Charlotte’s cost to public purse now standing at £1.1m, including £600,000 expenditure by the NHS. Although Charlotte has recovered well from a life-threatening viral infection she experienced in February this year, she remains seriously ill.

Her doctors estimate that her life expectancy should be measured in ‘months and years’ rather than ‘weeks and months’, but she is constantly hooked up to an oxygen tank and needs three litres of oxygen every minute.

Food comes through a nose tube. Although she is given some small amounts of solid food in her mouth, this is so that she can experience the pleasure of eating rather than to sustain her. According to the most recent assessment of her condition she has ‘profound neurological impairment’.

Charlotte’s father Mr Wyatt is unemployed and lives alone in a two-bedroom council flat in Portsmouth.

He split in January from wife Debbie, with whom he has three other children, Christina, 11 months, David, two, and Daniel, four. He said David and Daniel lived with Debbie in Portchester, a suburb of Portsmouth.

Yesterday Mr Wyatt – who claims to visit Charlotte ‘almost every day’ – told the Daily Mail that Portsmouth Social Services have been looking for a foster home for Charlotte ever since she recovered from a viral infection in February.

Mr Wyatt said: ‘She has been well enough to leave for months, but because Debbie and I are not together she hasn’t got a stable home to go to.

‘Social Services are supposed to be looking for a foster home for her but they don’t seem to be able to find one. I took an overdose after Debbie left and they had to assess me to see if I could cope.

‘I have offered to take her, and if I had the proper care package and people helping me then I could do it – but they said “No” because it would be too much.

‘I have been saying this ever since February, but they just don’t believe that I could offer her the proper care. I don’t understand why they can’t at least try it.

‘I said I could work during the day and they could have a carer coming in to help me get her into bed.
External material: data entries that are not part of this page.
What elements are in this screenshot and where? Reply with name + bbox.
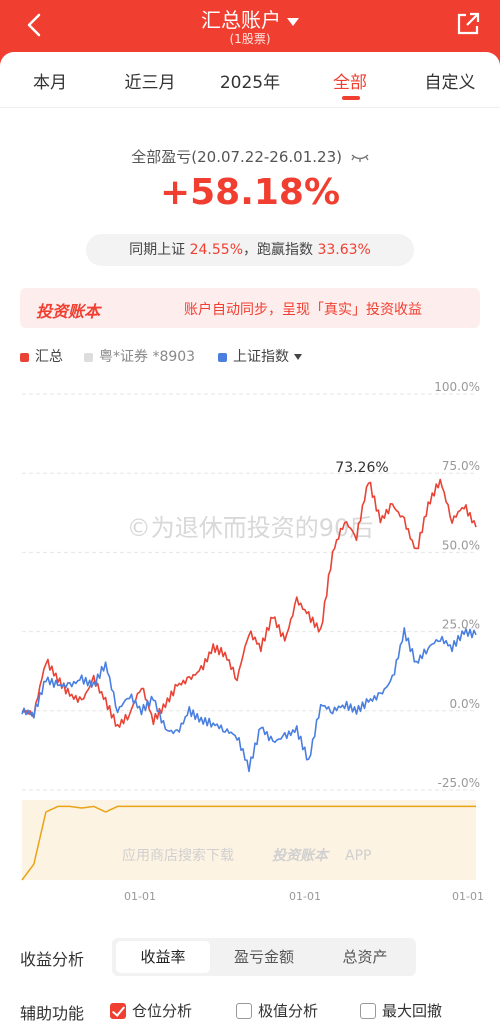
page-title: 汇总账户 <box>201 8 281 32</box>
footer-watermark-suffix: APP <box>345 848 371 864</box>
compare-prefix: 同期上证 <box>129 242 186 258</box>
benchmark-compare: 同期上证 24.55%，跑赢指数 33.63% <box>86 234 414 266</box>
legend-swatch <box>218 352 227 362</box>
checkbox-label: 最大回撤 <box>382 1002 443 1020</box>
account-selector[interactable]: 汇总账户 <box>0 4 500 33</box>
tab-this-month[interactable]: 本月 <box>33 73 67 93</box>
checkbox-icon <box>360 1003 376 1019</box>
analysis-mode-selector: 收益率 盈亏金额 总资产 <box>112 938 416 976</box>
legend-item-total[interactable]: 汇总 <box>20 346 63 366</box>
mode-profit-amount[interactable]: 盈亏金额 <box>233 948 294 966</box>
series-line-2 <box>21 805 476 881</box>
legend-swatch <box>20 352 29 362</box>
y-tick-label: -25.0% <box>438 776 480 790</box>
series-line-1 <box>21 627 477 773</box>
chevron-down-icon <box>294 354 302 360</box>
position-area-bg <box>22 800 476 880</box>
max-drawdown-checkbox[interactable]: 最大回撤 <box>360 1000 442 1021</box>
share-icon[interactable] <box>454 10 482 38</box>
position-analysis-checkbox[interactable]: 仓位分析 <box>110 1000 192 1021</box>
extreme-analysis-checkbox[interactable]: 极值分析 <box>236 1000 318 1021</box>
y-tick-label: 100.0% <box>434 380 480 394</box>
tab-custom[interactable]: 自定义 <box>424 73 476 93</box>
total-return-value: +58.18% <box>159 172 341 213</box>
peak-label: 73.26% <box>335 460 388 476</box>
mode-return-rate[interactable]: 收益率 <box>116 941 210 973</box>
footer-watermark: 应用商店搜索下载 投资账本 APP <box>122 847 371 864</box>
summary-header: 全部盈亏(20.07.22-26.01.23) <box>0 146 500 167</box>
chevron-down-icon <box>287 17 299 26</box>
legend-label: 汇总 <box>35 349 63 365</box>
checkbox-checked-icon <box>110 1003 126 1019</box>
return-chart[interactable]: ©为退休而投资的90后 应用商店搜索下载 投资账本 APP 100.0% 75.0… <box>0 380 500 905</box>
legend-item-account[interactable]: 粤*证券 *8903 <box>84 346 195 366</box>
back-arrow-icon[interactable] <box>20 10 50 40</box>
legend-label: 上证指数 <box>233 349 289 365</box>
footer-watermark-prefix: 应用商店搜索下载 <box>122 847 234 864</box>
ledger-logo-text: 投资账本 <box>36 302 101 321</box>
chart-watermark: ©为退休而投资的90后 <box>127 514 374 542</box>
footer-watermark-logo: 投资账本 <box>272 847 330 864</box>
promo-banner[interactable]: 投资账本 账户自动同步，呈现「真实」投资收益 <box>20 288 480 328</box>
series-line-0 <box>21 478 477 728</box>
y-tick-label: 0.0% <box>450 697 481 711</box>
x-tick-label: 01-01 <box>452 890 484 903</box>
outperform-value: 33.63% <box>317 242 371 258</box>
tab-all[interactable]: 全部 <box>333 73 367 93</box>
mode-total-assets[interactable]: 总资产 <box>342 948 388 966</box>
benchmark-return: 24.55% <box>189 242 243 258</box>
active-tab-indicator <box>342 96 360 100</box>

But Social Services said “No, sorry, we don’t do that”.

‘Hopefully she’ll be put into care somewhere nearby and I’ll be able to go and see her every day.’

In order to look after her at home Mr Wyatt would need to be equiped with oxygen breathing machinery and nasal-gastric feeding equipment, plus spare equipment if either broke down.

Charlotte’s doctor, Simon Birch, said in a recent letter to her father: ‘While limited in scope for interaction, Charlotte has an appreciation of her environment and can take pleasure in this.

‘For example, she seems happy on hearing specific types of music and enjoys anticipation games such as “Round and round the garden, like a teddy bear”.’

Charlotte must takes six different types of drug a total of eleven times, every day, yet Dr Birch estimates that her life expectancy outside hospital would be the same as it is in hospital.

He wrote earlier this month: ‘On a day-to-day basis her care could now be given outside hospital. With potential for quite good life quality, I would regard a more natural, stable and stimulating environment as the highest priority for Charlotte.

‘If discharged from hospital, she would have access to return if required – as does any child.’ Last night Mrs Wyatt was not available for comment.

Neither Portsmouth Hospitals NHS Trust nor Portsmouth City Council had any spokesman prepared to discuss the future of Charlotte Wyatt. But Conservative MP Ann Widdecombe said the doctors fighting for the right to leave Charlotte to die had placed an intolerable strain on her parents’ relationship.

Miss Widdecombe said: ‘Doctors spent the first two years of that child’s life trying to end it. The amazing thing is that the family kept going for as long as they did.’

On Saturday, instead of celebrating her birthday at home with her mother and father, Charlotte is to have a small party on her ward in St Mary’s hospital in Portsmouth. It is unclear whether her parents will attend.